L'échec de la mission pauvreté
Mon grand-père s’est
élevé au-dessus de la pauvreté familiale en devenant un homme d’affaire
ratoureux. Sans gentillesse et avec une absence totale de sensibilité :
Money talk. C’était un père dur, un mari
infidèle, un homme fier de son succès.
Je crois que c’est ce qui a modelé ma mère à rejeter toute idée, non seulement
de richesse, mais de tout confort. Et à
instaurer la pauvreté au rang de vertu.
J’ai donc grandi
dans les bas-fonds du Centre-sud montréalais des années 80, entourée de petite
criminalité, de femmes transgenres guerrières dans la location de leur corps, de violence
et d’alcoolisme. Mon éducation littéraire
était bourgeoise, mon accent presque parisien, je ne fittais nulle
part.
La qualité
humaine la plus valorisée à la maison était la vaillance désintéressée, la
force brute de travail, au détriment de toute aptitude intellectuelle, jugée
suspecte. Évidement, j’étais une
enfant paresseuse, qui se retirait dans ses livres, et sa tête, à la moindre
occasion.
Le bien-être
social n’était pas une option, il fallait trimer fort, suer l’exploitation,
gagner son droit à la misère. Quand un
travail devenait trop payant, trouver la faille, démissionner et repartir à
zéro. Les sujets autour de la table
tournaient autour du prix des aliments toujours trop élevés, des
micro agressions patronales, de la vie qui était dure. Elle devait être dure, il fallait l’établir
quotidiennement, sans ambiguïté : on en arrachait.
Le reste de ma
famille n’avait pas suivi ce chemin de pensée et s’en tirait plutôt bien dans
des professions libérales. Autant ma mère
refusait obstinément toute aide gouvernementale, autant on devait s’émerveiller
devant la générosité toujours inquiète de la fratrie. La chose établie : pauvres nous. C’était notre rôle social que d’être la cause
à soutenir. Ça faisait la valeur des uns
et la réassurance des autres. Et puis je
pense que c’était plus léger comme ça pour ma mère. Parce qu’on ne pouvait ainsi jamais attendre
rien d’elle : elle n’avait rien. Et c’était probablement un confort psychologique
qui valait tous les sacrifices matériels.
Je ne souffrais
pas de la pauvreté. Il est vrai qu’on ne
mangeait peut-être pas d’agneau, mais il y avait toujours quelque chose sur la
table. Et puis on était végétariens anyway.

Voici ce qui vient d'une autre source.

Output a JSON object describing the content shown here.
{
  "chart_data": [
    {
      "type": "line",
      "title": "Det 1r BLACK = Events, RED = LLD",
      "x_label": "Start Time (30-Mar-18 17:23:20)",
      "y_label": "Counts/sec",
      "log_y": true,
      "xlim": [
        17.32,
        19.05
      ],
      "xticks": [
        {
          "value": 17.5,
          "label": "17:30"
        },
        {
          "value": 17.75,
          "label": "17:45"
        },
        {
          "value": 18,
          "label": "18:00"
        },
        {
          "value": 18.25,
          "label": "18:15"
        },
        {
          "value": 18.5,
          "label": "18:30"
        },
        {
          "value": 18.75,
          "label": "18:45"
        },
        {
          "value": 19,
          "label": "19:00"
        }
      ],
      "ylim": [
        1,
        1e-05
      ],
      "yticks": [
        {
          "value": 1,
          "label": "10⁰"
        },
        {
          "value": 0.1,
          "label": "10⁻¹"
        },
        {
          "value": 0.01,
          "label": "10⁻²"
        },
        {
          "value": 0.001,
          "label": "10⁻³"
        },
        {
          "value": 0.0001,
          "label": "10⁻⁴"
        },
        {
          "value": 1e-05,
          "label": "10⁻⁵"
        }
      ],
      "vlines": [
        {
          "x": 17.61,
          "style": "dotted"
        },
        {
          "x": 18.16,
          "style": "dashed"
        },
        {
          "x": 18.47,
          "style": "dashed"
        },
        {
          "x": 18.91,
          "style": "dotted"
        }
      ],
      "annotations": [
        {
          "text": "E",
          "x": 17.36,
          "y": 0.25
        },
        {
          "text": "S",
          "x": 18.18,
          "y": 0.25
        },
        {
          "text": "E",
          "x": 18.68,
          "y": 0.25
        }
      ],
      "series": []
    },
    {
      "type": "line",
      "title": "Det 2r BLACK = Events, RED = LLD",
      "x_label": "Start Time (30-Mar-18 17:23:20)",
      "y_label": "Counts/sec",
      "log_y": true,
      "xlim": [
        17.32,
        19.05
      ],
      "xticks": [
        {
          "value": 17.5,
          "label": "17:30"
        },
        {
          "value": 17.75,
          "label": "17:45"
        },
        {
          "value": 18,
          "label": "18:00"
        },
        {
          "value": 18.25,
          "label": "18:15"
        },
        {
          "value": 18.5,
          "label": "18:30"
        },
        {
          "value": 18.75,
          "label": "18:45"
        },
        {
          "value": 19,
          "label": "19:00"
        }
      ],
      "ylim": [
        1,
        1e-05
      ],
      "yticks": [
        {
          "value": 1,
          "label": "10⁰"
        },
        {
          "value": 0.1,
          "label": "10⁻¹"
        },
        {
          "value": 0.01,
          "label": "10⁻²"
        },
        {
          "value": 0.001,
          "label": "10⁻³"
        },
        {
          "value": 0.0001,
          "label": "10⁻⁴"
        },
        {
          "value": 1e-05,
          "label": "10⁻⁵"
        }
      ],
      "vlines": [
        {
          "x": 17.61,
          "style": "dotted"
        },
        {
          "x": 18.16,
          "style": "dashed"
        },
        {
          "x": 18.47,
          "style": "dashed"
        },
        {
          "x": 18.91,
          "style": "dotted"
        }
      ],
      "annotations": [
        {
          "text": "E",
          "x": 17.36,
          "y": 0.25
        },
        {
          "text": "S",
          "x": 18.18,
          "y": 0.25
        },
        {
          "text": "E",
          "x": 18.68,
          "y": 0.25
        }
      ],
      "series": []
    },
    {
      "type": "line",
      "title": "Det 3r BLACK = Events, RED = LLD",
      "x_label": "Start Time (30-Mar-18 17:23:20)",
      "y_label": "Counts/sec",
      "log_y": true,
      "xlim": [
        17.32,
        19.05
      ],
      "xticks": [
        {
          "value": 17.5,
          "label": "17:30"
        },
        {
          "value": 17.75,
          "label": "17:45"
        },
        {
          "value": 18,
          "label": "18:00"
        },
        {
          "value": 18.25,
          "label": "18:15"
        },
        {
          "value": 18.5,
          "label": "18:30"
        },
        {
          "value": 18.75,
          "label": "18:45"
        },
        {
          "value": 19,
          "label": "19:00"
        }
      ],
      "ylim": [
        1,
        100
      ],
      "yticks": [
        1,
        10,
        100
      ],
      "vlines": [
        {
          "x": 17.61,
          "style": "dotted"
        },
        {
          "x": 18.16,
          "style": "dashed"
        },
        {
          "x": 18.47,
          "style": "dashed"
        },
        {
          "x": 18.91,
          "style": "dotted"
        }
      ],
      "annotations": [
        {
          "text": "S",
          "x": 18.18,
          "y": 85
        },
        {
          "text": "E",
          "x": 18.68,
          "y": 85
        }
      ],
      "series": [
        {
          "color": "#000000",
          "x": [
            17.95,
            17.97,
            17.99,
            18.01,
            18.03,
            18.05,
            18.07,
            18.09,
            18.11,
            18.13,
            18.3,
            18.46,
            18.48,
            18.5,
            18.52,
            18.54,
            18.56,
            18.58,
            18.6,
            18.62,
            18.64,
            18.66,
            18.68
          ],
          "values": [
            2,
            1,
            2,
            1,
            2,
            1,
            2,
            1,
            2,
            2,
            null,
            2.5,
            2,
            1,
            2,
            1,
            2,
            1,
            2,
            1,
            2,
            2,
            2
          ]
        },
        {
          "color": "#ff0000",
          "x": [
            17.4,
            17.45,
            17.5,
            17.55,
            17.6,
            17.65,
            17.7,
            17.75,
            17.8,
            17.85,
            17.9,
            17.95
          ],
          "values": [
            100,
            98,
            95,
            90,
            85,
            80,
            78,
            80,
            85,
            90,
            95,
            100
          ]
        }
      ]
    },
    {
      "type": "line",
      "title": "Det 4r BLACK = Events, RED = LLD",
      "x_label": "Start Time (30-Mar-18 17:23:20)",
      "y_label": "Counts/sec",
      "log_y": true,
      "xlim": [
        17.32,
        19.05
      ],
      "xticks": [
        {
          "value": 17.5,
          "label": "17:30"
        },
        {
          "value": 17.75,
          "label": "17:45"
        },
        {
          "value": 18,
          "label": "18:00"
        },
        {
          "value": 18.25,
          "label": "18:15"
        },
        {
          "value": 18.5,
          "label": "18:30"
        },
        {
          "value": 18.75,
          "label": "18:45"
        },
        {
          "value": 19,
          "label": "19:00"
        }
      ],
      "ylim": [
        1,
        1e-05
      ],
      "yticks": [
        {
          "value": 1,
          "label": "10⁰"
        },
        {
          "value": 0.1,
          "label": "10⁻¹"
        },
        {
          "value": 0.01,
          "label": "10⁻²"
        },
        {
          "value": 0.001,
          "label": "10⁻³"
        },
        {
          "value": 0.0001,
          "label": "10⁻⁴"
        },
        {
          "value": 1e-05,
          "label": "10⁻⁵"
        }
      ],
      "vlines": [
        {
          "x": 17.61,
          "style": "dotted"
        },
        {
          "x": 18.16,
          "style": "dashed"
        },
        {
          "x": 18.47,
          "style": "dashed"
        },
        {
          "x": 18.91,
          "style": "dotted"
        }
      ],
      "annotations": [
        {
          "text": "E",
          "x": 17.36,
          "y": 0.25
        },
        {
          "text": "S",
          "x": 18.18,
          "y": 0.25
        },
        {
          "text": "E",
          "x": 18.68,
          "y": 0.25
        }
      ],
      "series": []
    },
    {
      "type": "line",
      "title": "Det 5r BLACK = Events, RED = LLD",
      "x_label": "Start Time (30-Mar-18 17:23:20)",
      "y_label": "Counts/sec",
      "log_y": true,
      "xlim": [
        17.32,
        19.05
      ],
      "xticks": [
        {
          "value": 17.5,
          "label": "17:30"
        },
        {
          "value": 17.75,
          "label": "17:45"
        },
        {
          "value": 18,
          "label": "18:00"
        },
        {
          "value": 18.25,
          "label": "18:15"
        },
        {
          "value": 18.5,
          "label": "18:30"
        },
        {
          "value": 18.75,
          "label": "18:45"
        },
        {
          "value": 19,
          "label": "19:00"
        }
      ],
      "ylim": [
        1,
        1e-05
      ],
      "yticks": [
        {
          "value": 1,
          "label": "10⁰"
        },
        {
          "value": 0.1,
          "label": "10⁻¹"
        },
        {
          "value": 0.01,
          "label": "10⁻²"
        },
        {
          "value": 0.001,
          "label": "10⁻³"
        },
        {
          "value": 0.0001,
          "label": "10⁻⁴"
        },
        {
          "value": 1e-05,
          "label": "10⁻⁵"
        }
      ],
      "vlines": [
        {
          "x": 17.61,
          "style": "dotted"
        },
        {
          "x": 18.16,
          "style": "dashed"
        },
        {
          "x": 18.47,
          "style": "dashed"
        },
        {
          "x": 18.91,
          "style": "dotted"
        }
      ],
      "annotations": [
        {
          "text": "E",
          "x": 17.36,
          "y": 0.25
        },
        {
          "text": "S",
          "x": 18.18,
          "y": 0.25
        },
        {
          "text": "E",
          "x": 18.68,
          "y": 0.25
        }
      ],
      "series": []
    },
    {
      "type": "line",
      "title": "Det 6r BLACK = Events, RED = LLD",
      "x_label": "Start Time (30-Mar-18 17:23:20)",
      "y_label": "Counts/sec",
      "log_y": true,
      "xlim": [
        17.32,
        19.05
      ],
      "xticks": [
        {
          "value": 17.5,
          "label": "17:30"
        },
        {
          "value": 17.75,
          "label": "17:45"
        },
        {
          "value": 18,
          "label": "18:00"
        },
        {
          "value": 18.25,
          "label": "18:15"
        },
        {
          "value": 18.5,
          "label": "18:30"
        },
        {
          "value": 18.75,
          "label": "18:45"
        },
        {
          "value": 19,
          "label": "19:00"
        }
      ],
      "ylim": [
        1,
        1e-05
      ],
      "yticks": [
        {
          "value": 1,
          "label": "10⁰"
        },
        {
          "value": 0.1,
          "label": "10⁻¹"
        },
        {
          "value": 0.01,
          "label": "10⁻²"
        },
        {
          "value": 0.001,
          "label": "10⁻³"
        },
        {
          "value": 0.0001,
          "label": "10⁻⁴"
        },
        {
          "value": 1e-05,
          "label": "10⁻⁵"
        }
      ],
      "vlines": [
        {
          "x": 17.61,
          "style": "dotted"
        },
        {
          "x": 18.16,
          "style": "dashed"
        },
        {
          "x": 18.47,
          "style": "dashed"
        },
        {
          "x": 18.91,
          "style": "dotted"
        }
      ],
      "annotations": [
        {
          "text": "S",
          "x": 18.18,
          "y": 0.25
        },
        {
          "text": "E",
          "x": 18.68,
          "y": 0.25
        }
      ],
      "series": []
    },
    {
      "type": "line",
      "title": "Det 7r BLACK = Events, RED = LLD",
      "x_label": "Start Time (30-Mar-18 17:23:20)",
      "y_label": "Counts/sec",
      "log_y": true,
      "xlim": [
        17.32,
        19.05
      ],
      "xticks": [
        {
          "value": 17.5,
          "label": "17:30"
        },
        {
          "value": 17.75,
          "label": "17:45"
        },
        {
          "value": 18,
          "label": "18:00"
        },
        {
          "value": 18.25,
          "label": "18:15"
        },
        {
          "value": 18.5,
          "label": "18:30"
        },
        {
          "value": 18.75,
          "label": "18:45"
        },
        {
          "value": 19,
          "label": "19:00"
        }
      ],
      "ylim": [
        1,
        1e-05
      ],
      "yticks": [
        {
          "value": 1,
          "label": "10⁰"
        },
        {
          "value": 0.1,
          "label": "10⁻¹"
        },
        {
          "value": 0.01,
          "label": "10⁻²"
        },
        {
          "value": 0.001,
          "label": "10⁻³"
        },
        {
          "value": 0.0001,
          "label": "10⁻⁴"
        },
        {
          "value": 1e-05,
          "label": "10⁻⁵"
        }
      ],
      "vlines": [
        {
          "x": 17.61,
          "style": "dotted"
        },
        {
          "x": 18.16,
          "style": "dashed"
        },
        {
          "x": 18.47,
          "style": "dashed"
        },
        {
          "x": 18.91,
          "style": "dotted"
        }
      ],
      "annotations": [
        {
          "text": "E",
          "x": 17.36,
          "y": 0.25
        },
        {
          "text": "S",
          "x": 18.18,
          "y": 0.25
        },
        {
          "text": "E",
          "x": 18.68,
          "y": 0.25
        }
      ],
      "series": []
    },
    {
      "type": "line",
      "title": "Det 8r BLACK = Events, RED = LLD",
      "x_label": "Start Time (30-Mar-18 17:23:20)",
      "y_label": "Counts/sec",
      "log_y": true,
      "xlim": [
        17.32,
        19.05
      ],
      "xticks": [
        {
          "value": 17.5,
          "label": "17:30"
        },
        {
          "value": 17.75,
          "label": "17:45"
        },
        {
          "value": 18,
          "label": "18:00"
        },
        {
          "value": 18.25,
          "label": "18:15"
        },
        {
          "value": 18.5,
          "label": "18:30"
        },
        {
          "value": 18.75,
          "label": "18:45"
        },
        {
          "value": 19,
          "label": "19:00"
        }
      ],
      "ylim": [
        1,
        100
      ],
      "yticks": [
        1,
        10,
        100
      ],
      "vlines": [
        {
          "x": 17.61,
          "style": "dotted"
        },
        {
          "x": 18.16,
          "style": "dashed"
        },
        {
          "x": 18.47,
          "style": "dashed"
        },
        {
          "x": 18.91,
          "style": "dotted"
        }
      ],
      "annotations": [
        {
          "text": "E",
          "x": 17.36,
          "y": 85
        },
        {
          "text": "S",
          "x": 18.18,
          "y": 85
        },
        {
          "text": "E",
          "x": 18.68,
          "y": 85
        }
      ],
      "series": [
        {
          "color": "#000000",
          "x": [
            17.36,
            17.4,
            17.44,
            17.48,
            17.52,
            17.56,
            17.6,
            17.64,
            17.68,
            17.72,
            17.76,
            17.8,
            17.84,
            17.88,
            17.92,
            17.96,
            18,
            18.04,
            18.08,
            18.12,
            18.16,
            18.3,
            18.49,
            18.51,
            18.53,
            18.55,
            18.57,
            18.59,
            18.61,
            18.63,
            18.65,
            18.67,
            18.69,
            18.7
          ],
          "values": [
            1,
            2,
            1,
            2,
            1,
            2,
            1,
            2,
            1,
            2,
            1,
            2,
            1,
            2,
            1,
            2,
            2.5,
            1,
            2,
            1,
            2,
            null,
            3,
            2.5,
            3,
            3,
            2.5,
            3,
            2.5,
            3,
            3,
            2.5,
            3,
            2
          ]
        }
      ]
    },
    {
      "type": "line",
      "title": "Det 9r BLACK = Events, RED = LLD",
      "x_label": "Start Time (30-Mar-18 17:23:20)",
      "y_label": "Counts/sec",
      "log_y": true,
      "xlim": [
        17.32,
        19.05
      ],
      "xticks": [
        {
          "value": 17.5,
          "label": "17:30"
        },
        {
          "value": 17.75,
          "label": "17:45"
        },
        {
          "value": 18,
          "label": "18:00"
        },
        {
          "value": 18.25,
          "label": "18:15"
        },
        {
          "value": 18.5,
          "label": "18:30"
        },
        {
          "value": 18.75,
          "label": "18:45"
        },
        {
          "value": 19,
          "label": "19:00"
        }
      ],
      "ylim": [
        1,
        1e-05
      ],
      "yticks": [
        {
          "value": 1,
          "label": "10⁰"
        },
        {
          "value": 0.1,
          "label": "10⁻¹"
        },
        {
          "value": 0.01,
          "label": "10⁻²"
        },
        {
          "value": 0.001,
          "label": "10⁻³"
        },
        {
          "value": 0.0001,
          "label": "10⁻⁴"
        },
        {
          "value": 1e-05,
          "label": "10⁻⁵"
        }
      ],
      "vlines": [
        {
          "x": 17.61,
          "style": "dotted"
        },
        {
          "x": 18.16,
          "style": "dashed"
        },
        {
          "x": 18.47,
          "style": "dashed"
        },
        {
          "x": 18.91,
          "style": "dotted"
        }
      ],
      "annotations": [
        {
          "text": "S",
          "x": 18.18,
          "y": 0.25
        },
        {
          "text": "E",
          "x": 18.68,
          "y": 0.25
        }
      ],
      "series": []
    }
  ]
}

Mes vêtements étaient troués, démodés, même les sous-vêtements venaient
des comptoirs familiaux, mais je n’avais pas froid. Le luxe, quand il se présentait sous forme de
saumon fumé apporté par mon grand-père, venait avec l’obligation de s’exclamer trop fort notre grand bonheur devant cette attention hautement dispendieuse. Ça laissait un arrière-goût de soumission écœurant. Pareil pour la virée vestimentaire annuelle, avec une tante qui ne m’aimait pas et m’habillait avec trop d’éclat pour que ce
soit gentil me semblait-il. J’haïssais
ces journées dont j’étais le centre de tractation entres 2 adultes qui
réglaient leurs dettes de conscience.
J’ai donc acheté jeune l’idée de misère digne, et je suis passée à 2 poils de réussir l’idéal maternel de pauvreté non nécessiteuse. Me voilà pourtant dans la quarantaine, propriétaire, voiture de l’année, je suis assurément dans la classe moyenne supérieure. J’ai tout foiré.